Bald eagles seem to like this stretch of Taylor’s Island coastline. They perch in high, dead pine trees, or on a ramshackle pier near a crude duck blind, pulling apart rockfish. When visitors get too close, they fly off, wheeling majestically in the air. Eagles are so abundant here, they quickly become a dime a dozen, and a pair of diving loons soon surpasses them as a more unusual sight.

James Island is about a mile into the bay from Oyster Cove, and from that distance, it looks to be forested. Author William Cronin found that it had first been settled in the 1660s, when it covered 1,350 acres and was attached to Taylor’s Island, but as of 1998, James was split up into three small remnants totaling less than 100 acres. It’s even smaller today, as becomes apparent while crossing the passage to it at the mouth of the Little Choptank River. Its remaining pine stands are sparse, and a recent storm knocked many of them into the bay, their needles still green as they soak on their sides in the brackish water. Some of the still-standing trees are gray and dead. Where the island’s salt marshes have fallen away en masse, one can imagine that the embedded pilings and timbers at the edges are all that remain of what was once a pier. So little remains today that it takes an active imagination to envision the island as having been inhabited once.

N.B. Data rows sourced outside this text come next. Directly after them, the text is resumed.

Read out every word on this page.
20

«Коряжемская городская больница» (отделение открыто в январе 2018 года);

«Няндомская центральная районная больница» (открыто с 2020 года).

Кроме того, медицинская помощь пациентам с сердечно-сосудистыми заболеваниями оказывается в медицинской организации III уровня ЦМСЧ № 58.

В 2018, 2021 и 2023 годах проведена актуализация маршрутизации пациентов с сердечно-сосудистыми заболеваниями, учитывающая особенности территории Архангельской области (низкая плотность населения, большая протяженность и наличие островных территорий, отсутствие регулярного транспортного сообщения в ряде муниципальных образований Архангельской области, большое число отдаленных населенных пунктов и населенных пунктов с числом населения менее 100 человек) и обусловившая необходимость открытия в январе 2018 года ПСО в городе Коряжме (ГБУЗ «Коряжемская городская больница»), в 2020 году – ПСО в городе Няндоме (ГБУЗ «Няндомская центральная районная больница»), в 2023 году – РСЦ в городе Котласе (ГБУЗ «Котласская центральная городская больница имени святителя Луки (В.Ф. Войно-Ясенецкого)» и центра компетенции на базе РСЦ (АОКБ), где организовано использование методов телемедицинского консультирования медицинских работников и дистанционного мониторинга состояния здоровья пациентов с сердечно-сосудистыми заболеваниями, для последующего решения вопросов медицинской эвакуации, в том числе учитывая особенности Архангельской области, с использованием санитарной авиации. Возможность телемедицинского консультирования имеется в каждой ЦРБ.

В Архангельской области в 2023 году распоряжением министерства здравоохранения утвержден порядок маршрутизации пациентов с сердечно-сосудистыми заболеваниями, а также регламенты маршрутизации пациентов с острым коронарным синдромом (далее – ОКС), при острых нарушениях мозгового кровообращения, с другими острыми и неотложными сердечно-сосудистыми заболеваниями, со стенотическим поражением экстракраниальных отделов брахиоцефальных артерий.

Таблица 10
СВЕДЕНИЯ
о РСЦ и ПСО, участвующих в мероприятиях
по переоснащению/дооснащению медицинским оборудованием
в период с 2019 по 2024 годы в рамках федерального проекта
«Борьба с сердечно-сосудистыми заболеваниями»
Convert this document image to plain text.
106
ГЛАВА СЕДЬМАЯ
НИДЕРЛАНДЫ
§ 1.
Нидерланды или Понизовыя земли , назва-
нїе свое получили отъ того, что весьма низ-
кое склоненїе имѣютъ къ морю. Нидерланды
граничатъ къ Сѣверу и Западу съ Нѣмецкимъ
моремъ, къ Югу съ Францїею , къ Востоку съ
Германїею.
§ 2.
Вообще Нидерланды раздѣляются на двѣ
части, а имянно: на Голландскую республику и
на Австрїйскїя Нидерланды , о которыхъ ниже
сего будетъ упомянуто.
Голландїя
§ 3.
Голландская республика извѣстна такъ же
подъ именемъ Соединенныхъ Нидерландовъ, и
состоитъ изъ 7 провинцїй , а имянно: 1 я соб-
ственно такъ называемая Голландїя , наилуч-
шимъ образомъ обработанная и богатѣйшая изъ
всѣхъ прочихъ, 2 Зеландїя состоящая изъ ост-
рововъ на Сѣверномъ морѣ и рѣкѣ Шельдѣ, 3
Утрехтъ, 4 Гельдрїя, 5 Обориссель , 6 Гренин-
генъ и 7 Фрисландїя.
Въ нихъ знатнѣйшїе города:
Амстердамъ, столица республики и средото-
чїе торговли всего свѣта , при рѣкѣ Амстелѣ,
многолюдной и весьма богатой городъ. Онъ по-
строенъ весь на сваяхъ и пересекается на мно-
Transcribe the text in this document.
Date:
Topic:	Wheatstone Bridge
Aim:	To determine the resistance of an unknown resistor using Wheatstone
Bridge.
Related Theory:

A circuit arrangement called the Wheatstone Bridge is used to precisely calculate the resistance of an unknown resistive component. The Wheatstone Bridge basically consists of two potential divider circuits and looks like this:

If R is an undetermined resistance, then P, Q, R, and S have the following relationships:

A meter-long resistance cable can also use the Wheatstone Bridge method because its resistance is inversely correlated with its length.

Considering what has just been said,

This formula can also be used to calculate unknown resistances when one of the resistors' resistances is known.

One of the James Island maps available on-line at Maptech.com shows a cemetery, and Cronin reports that 20 families lived on James in 1892. But the burial plots likely are underwater now, or the grave markers have sunken into a marshy area. The remaining landmass is too small to support the Sitka deer population that was imported to James in the early 20th century.

Gunkholing the coasts of the three little islands that now make up James is a telling erosion tour, but also part of the story are former pieces of the island that are now submerged off the coasts. The waves washing over them call them to attention, and one, a couple hundred yards offshore, is extensive and shallow enough to stand on. A sand-and-shell crescent beach on the north-facing side of the middle remnant is a draw for picnicking locals, and for beachcombers it yields occasional pottery shards and “mermaid’s tears,” pieces of sea glass worn by the waves.

Barren Island’s storied history involves family farms and commerce, like James’ does, but adds the dash of modern politics. The late, long-term Maryland comptroller Louis Goldstein, who died in 1998, once owned the island, and former Maryland governor Marvin Mandel was entertained at the since-submerged Barren Island Clubhouse. Cronin’s book has two photographs of the hunting lodge, one taken around 1950, looking grand with two tall pines standing as sentries at the base of the wide staircase at its entrance. The other, taken in 1987, shows it collapsing into the bay. He reports that its foundation still lives on, underwater, though so much of the island is now submerged it is hard to say where to find it.

Barren, which is home to heron rookeries and is visited by scads of migrating ducks, is now owned by the U.S. Fish and Wildlife Service. The federal government has designs on Barren and James islands–a plan to save them from Sharp’s fate by building new bulkheads and filling the shallows behind them with dredging spoils from the Chesapeake’s shipping channels. The U.S. Army Corps of Engineers last fall advertised its latest report on the plan, which would create a combined total of more than 2,100 acres of new land at James and Barren.

If the government’s plans end up forestalling the ultimate submergence of these islands for a while, Cronin’s book still describes 40 other disappearing bay islands to tour. Paddlers won’t soon run out of stops on an erosion tour. And someday, the rising tides will create new islands to explore in what today are uplands. In the meantime, the archeologically inclined can still try to claim those arrowheads before Neptune does.